L’imposition du visa au ressortissants marocains ne devrait pas être moins douloureuse, car survenant dans une conjoncture économique et sociale très difficile pour le Maroc, comme l’illustre la tentative de “grande évasion” de la jeunesse marocaine vers l’enclave de Ceuta le 15 septembre. Des appels sont lancés pour une autre tentative de prendre d’assaut l’enclave espagnole le 30 septembre prochain.

Un récent rapport de l’OCDE (Organisation de la coopération et du développement économique) a révélé que le chômage touche 38,5% de la jeunesse marocaine.

Le gouverneur de Bank Al-Maghribi (Banque centrale du Maroc) a dit cette semaine que le taux de chômage des jeunes au Maroc était de 48,8%, imputant cette situation à la perte de centaines de milliers d’emplois dans le secteur agricole à cause de la sécheresse endémique.

Le royaume subit de plein fouet les retombées de l’inflation mondiale, de la sécheresse qui dure depuis cinq ans, du séisme de 2023 et des inondations de cette fin d’été 2024, mais aussi les conséquences de la gestion de ses dirigeants qui dépensent sans compter en équipements militaires du nouveau fournisseur israélien. 

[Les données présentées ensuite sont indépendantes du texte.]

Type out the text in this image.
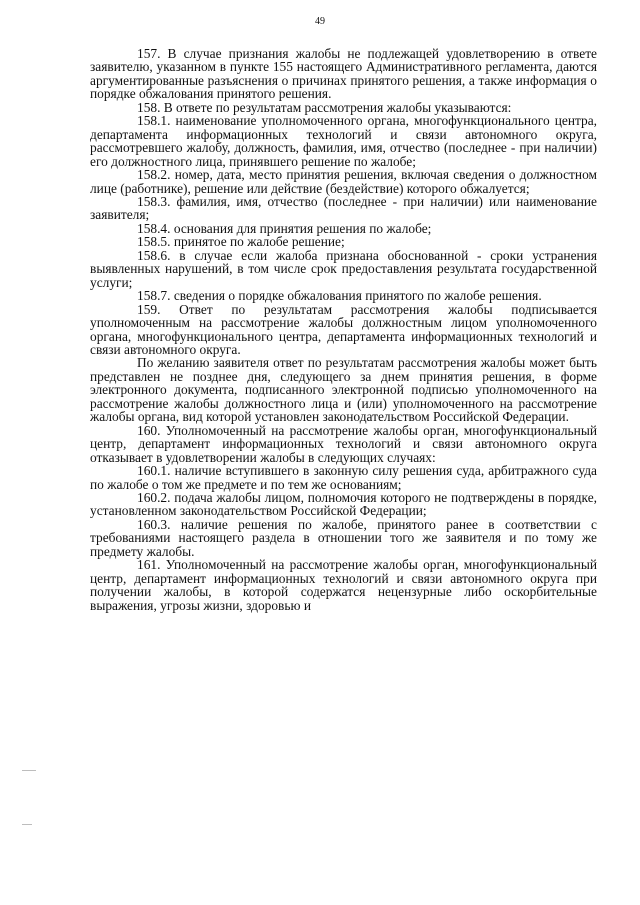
49

157. В случае признания жалобы не подлежащей удовлетворению в ответе заявителю, указанном в пункте 155 настоящего Административного регламента, даются аргументированные разъяснения о причинах принятого решения, а также информация о порядке обжалования принятого решения.

158. В ответе по результатам рассмотрения жалобы указываются:

158.1. наименование уполномоченного органа, многофункционального центра, департамента информационных технологий и связи автономного округа, рассмотревшего жалобу, должность, фамилия, имя, отчество (последнее - при наличии) его должностного лица, принявшего решение по жалобе;

158.2. номер, дата, место принятия решения, включая сведения о должностном лице (работнике), решение или действие (бездействие) которого обжалуется;

158.3. фамилия, имя, отчество (последнее - при наличии) или наименование заявителя;

158.4. основания для принятия решения по жалобе;

158.5. принятое по жалобе решение;

158.6. в случае если жалоба признана обоснованной - сроки устранения выявленных нарушений, в том числе срок предоставления результата государственной услуги;

158.7. сведения о порядке обжалования принятого по жалобе решения.

159. Ответ по результатам рассмотрения жалобы подписывается уполномоченным на рассмотрение жалобы должностным лицом уполномоченного органа, многофункционального центра, департамента информационных технологий и связи автономного округа.

По желанию заявителя ответ по результатам рассмотрения жалобы может быть представлен не позднее дня, следующего за днем принятия решения, в форме электронного документа, подписанного электронной подписью уполномоченного на рассмотрение жалобы должностного лица и (или) уполномоченного на рассмотрение жалобы органа, вид которой установлен законодательством Российской Федерации.

160. Уполномоченный на рассмотрение жалобы орган, многофункциональный центр, департамент информационных технологий и связи автономного округа отказывает в удовлетворении жалобы в следующих случаях:

160.1. наличие вступившего в законную силу решения суда, арбитражного суда по жалобе о том же предмете и по тем же основаниям;

160.2. подача жалобы лицом, полномочия которого не подтверждены в порядке, установленном законодательством Российской Федерации;

160.3. наличие решения по жалобе, принятого ранее в соответствии с требованиями настоящего раздела в отношении того же заявителя и по тому же предмету жалобы.

161. Уполномоченный на рассмотрение жалобы орган, многофункциональный центр, департамент информационных технологий и связи автономного округа при получении жалобы, в которой содержатся нецензурные либо оскорбительные выражения, угрозы жизни, здоровью и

La fin de la libre circulation affecte aussi les Marocains expatriés, les franco-marocains notamment qui, avant ce 26 septembre 2024, pouvaient se rendre en Algérie pour tourisme, travail ou affaires sur simple présentation de leur passeport marocain.

De nombreuses entreprises européennes les emploient et les dépêchent en Algérie car exemptés de visas, contrairement à ceux qui ont la nationalité exclusive d’un pays européen. De nombreux travailleurs venaient en Algérie pour travailler dans le bâtiment et l’agriculture.

En instaurant le visa, c’est le marché de l’emploi en Algérie qui se ferme subitement à tous les Marocains qui venaient pour y travailler, et ce au moment où l’Europe, en crise, se barricade pour les migrants, et le régime de Rabat est obligé de jouer au gendarme au risque de perdre ses soutiens dans le conflit au Sahara occidental. 

La décision de l’Algérie était inéluctable avec le nombre d’actes “attentatoires” qu’a permis l’exemption de visa, comme la mise en place de réseaux de trafics en tout genre, notamment de drogues.

L’acte de trop est sans doute l’introduction d’espions sur le territoire algérien, comme l’a souligné le ministère des Affaires étrangères. Le 1er septembre, les autorités algériennes ont annoncé le démantèlement à Tlemcen, près de la frontière marocaine, d’un réseau d’espionnageau profit du Maroc constitué de six personnes. 

Moins d’un mois après, le visa est de nouveau imposé aux Marocains. Avec cette précision de taille : il est, entre autres, reproché au régime marocain “le déploiement d’agents de renseignements sionistes, détenteurs de passeports marocains pour accéder librement au territoire national”.